The oncogenic developmental signalling pathways such as the Notch, WNT, Hedgehog and Hippo are crucial for the development Cancer stem cells (CSC), which have important roles in tumour development, relapse and metastasis. As such, therapeutics targeting the above pathways are prime targets for anti-CSC therapy— with some success in certain tumors38,39. The crosstalk between the above pathways and other tumorigenic pathways (e.g. NF-κB, KRAS–RAF–MAPK and PI3K–AKT–mTOR) have also hinted at their profoundly complex roles in cancer38,40. Moreover, the tumor microenvironment and the ECM can regulate cell metabolism, such as glucose metabolism and lipid synthesis6,7. Indeed, aberrant activation of PI3K/AKT and Ras signaling pathways can facilitate constant glucose uptake, mTOR can also induce anabolic processes such as protein, nucleotide, and lipid biosynthesis7. Our results of KEGG and Hallmark by GSEA revealed that FRAS1, FREM1 and FREM2 can potentially impact cancer etiology or pathogenesis by functioning in oncogenic signalling pathways (TGF-β signaling, PI3K AKT mTOR signaling, Wnt-β catenin signaling, Kras signaling, Hedgehog signaling and Notch signaling) and metabolic pathways (Heme metabolism, Fatty acid metabolism, Bile acid metabolism, Xenobiotic metabolism). A better understanding of the interplay between FRAS1/FREM and the tumor microenvironment might be the key to unlock a new era of oncological treatments and proposes new therapeutic targets for KIRC.
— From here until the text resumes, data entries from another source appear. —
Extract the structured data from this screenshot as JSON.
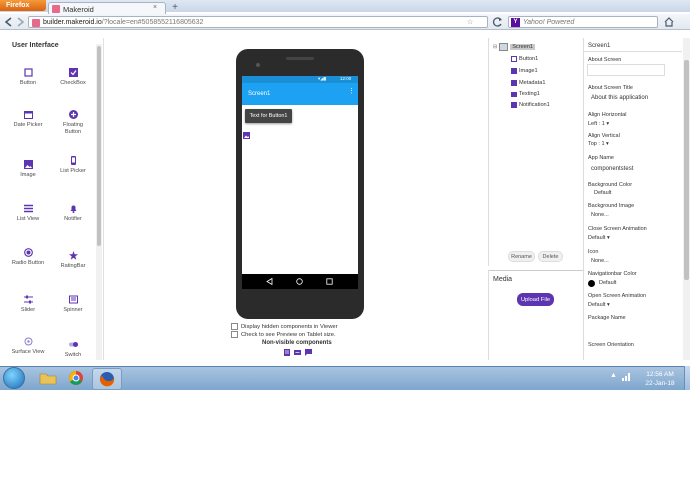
{
  "browser": {
    "app_button": "Firefox",
    "tab_title": "Makeroid",
    "new_tab": "+",
    "url_domain": "builder.makeroid.io",
    "url_rest": "/?locale=en#5058552116805632",
    "search_placeholder": "Yahoo! Powered"
  },
  "palette": {
    "title": "User Interface",
    "items": [
      {
        "label": "Button",
        "icon": "button-icon"
      },
      {
        "label": "CheckBox",
        "icon": "checkbox-icon"
      },
      {
        "label": "Date Picker",
        "icon": "calendar-icon"
      },
      {
        "label": "Floating Button",
        "icon": "floating-add-icon"
      },
      {
        "label": "Image",
        "icon": "image-icon"
      },
      {
        "label": "List Picker",
        "icon": "list-picker-icon"
      },
      {
        "label": "List View",
        "icon": "list-view-icon"
      },
      {
        "label": "Notifier",
        "icon": "bell-icon"
      },
      {
        "label": "Radio Button",
        "icon": "radio-icon"
      },
      {
        "label": "RatingBar",
        "icon": "star-icon"
      },
      {
        "label": "Slider",
        "icon": "slider-icon"
      },
      {
        "label": "Spinner",
        "icon": "spinner-icon"
      },
      {
        "label": "Surface View",
        "icon": "surface-view-icon"
      },
      {
        "label": "Switch",
        "icon": "switch-icon"
      }
    ]
  },
  "viewer": {
    "time": "12:00",
    "screen_title": "Screen1",
    "button_text": "Text for Button1",
    "check_hidden": "Display hidden components in Viewer",
    "check_tablet": "Check to see Preview on Tablet size.",
    "nonvisible_title": "Non-visible components"
  },
  "components": {
    "tree": [
      "Screen1",
      "Button1",
      "Image1",
      "Metadata1",
      "Texting1",
      "Notification1"
    ],
    "rename": "Rename",
    "delete": "Delete"
  },
  "media": {
    "title": "Media",
    "upload": "Upload File"
  },
  "properties": {
    "header": "Screen1",
    "about_screen_label": "About Screen",
    "about_title_label": "About Screen Title",
    "about_title_value": "About this application",
    "align_h_label": "Align Horizontal",
    "align_h_value": "Left : 1 ▾",
    "align_v_label": "Align Vertical",
    "align_v_value": "Top : 1 ▾",
    "app_name_label": "App Name",
    "app_name_value": "componentstest",
    "bg_color_label": "Background Color",
    "bg_color_value": "Default",
    "bg_image_label": "Background Image",
    "bg_image_value": "None...",
    "close_anim_label": "Close Screen Animation",
    "close_anim_value": "Default ▾",
    "icon_label": "Icon",
    "icon_value": "None...",
    "navbar_color_label": "Navigationbar Color",
    "navbar_color_value": "Default",
    "open_anim_label": "Open Screen Animation",
    "open_anim_value": "Default ▾",
    "package_label": "Package Name",
    "orientation_label": "Screen Orientation"
  },
  "taskbar": {
    "time": "12:56 AM",
    "date": "22-Jan-18"
  },
  "colors": {
    "accent": "#5e35b1",
    "appbar": "#1da1f2"
  }
}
However, there are limitations to our study. First, while bioinformatics has the advantages of large sample size, simplicity and low cost, the biases caused by the confounders might exist. Second, our analyses are mainly based on TCGA database and some results are further validated by GEO database and CPTAC database, even so, further experiments in vivo and in vitro should be still needed to confirm it clearly. Third, although a serious of function annotations and enrichment analysis were investigated in our study, the detailed molecular biological mechanisms of FRAS1/FREM in KIRC need to be further validated.
In summary, our first pan-cancer analyses indicated that the FRAS1/FREM genes and proteins are differentially expressed between tumor and normal tissues. Moreover, elevated FRAS1/FREM expression levels are significantly correlated with cancer progression (pathological stage, pathological grade and tumor metastasis status), poor survival (OS, DSS and PFS), immune infiltrations (MMR, TMB, MSI and CD4 + T cells subsets) and DNA methylation in KIRC patients, sharing the potential as efficient markers of the prognostic value of KIRC and potential targets in the development of anti-KIRC therapeutics.